A anonymous donor has offered a reward of $60,000 for information that could help locate the remains of three people who went missing during the Troubles in Northern Ireland.
Columba McVeigh, Joe Lynskey and Robert Nairac were among 16 people classified as Disappeared, who were believed to have been killed and secretly buried by republicans in the 1970s and 1980s, and are the only three yet to be found.
Crime Stoppers said the reward had been offered by an mystery donor and amounted to $20,000 (just over £15,000) for the recovery of each body.
The charity said the reward is about giving the families a ‘long-overdue’ funeral.
Fiona McCormack, director of operations for the charity said: "Our reward is not about finding out what happened to these people. The families of those who have yet to be found deserve to be able to hold a long-overdue funeral for their relatives."
Mr McVeigh, from Donaghmore, Co Tyrone, was abducted, shot and secretly buried by the IRA in November 1975.
Republicans with knowledge of the crime have told the commission, in confidence, that the 19-year-old was buried across the border in Bragan bog near Emyvale, but searches in the bog have not uncovered his remains.
Former Cistercian monk Mr Lynskey was kidnapped in west Belfast in August 1972, while British soldier Mr Nairac was taken in South Armagh and killed by the IRA in 1977.
The Independent Commission for the Location of Victims' Remains (ICLVR), which has worked to locate the bodies of the Disappeared, said it hoped the reward could help "close a chapter of a terrible story in the lives of families who have suffered decades of torment not knowing where their loved ones were buried".
Geoff Knupfer, lead investigator for the ICLVR, said: "Whether or not it helps bring forward information that we haven't had to date and which results in the location and recovery of the remains we'll have to wait to see."
"If it does it will be a hugely significant breakthrough.
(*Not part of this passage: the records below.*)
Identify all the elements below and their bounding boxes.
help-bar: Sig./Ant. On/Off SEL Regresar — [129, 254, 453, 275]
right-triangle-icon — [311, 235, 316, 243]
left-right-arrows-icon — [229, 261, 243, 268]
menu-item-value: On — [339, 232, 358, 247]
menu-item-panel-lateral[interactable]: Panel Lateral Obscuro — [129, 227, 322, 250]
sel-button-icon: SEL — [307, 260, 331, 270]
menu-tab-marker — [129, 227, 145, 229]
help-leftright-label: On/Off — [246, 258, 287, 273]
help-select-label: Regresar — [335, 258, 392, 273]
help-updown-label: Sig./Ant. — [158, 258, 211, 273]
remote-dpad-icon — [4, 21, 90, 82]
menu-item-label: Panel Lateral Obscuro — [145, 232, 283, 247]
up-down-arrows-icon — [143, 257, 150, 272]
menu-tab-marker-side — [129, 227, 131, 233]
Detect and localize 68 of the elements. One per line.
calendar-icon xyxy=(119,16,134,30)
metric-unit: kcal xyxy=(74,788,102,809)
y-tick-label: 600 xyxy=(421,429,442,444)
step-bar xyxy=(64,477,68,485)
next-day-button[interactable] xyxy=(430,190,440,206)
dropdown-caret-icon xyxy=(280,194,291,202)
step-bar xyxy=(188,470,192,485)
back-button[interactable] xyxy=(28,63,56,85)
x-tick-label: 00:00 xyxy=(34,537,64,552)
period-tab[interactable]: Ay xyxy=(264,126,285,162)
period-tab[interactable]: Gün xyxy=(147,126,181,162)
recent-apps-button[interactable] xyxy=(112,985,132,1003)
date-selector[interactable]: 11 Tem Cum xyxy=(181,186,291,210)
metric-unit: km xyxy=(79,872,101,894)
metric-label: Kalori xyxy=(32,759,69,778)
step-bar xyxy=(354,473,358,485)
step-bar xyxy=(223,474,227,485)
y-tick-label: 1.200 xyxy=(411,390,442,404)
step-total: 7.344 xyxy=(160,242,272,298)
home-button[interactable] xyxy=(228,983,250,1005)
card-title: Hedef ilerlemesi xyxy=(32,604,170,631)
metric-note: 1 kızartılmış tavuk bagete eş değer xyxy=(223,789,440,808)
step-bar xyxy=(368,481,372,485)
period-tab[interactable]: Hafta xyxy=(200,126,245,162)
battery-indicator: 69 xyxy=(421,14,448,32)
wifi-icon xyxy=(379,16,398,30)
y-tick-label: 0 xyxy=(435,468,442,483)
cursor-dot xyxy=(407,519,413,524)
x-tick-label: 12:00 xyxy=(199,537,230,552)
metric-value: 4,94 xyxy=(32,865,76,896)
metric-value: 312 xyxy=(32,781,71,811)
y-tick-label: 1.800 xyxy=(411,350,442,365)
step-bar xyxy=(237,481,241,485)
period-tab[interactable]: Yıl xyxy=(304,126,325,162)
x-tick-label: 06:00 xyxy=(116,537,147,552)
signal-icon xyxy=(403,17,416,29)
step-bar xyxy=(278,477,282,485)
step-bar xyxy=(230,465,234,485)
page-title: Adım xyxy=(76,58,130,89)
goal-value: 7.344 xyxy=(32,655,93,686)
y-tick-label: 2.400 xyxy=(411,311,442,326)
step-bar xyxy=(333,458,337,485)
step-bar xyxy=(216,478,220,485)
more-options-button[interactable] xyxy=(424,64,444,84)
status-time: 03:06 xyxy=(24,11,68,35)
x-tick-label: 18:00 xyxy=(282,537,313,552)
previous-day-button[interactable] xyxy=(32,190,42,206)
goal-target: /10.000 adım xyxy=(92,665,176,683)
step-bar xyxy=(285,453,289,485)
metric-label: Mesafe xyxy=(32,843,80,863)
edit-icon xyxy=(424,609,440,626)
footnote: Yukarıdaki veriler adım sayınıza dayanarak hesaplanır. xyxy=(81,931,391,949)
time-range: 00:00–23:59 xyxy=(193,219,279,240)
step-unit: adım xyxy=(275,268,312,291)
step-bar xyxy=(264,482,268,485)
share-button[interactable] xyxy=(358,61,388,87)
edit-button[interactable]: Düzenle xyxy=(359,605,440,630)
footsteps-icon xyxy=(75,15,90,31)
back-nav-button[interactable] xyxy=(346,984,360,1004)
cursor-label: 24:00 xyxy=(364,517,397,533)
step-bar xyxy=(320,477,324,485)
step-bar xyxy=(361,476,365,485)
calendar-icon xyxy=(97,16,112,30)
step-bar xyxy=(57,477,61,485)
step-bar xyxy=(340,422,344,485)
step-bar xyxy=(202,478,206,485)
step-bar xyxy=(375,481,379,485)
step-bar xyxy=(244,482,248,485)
"We should never lose sight of the fact that the whole issue of the Disappeared is fundamentally a humanitarian one."
He went on to emphasise that any information that goes to CrimeStoppers will be passed only to the ICLVR and that all information will be treated in the strictest confidence.
“We are entirely information driven. We can give a cast iron guarantee which has been borne out over the 20 years that the ICLVR has been in operation that any information received can only be used by the ICLVR to locate and recover the remains and it will never be shared with any other state body for any other purpose.”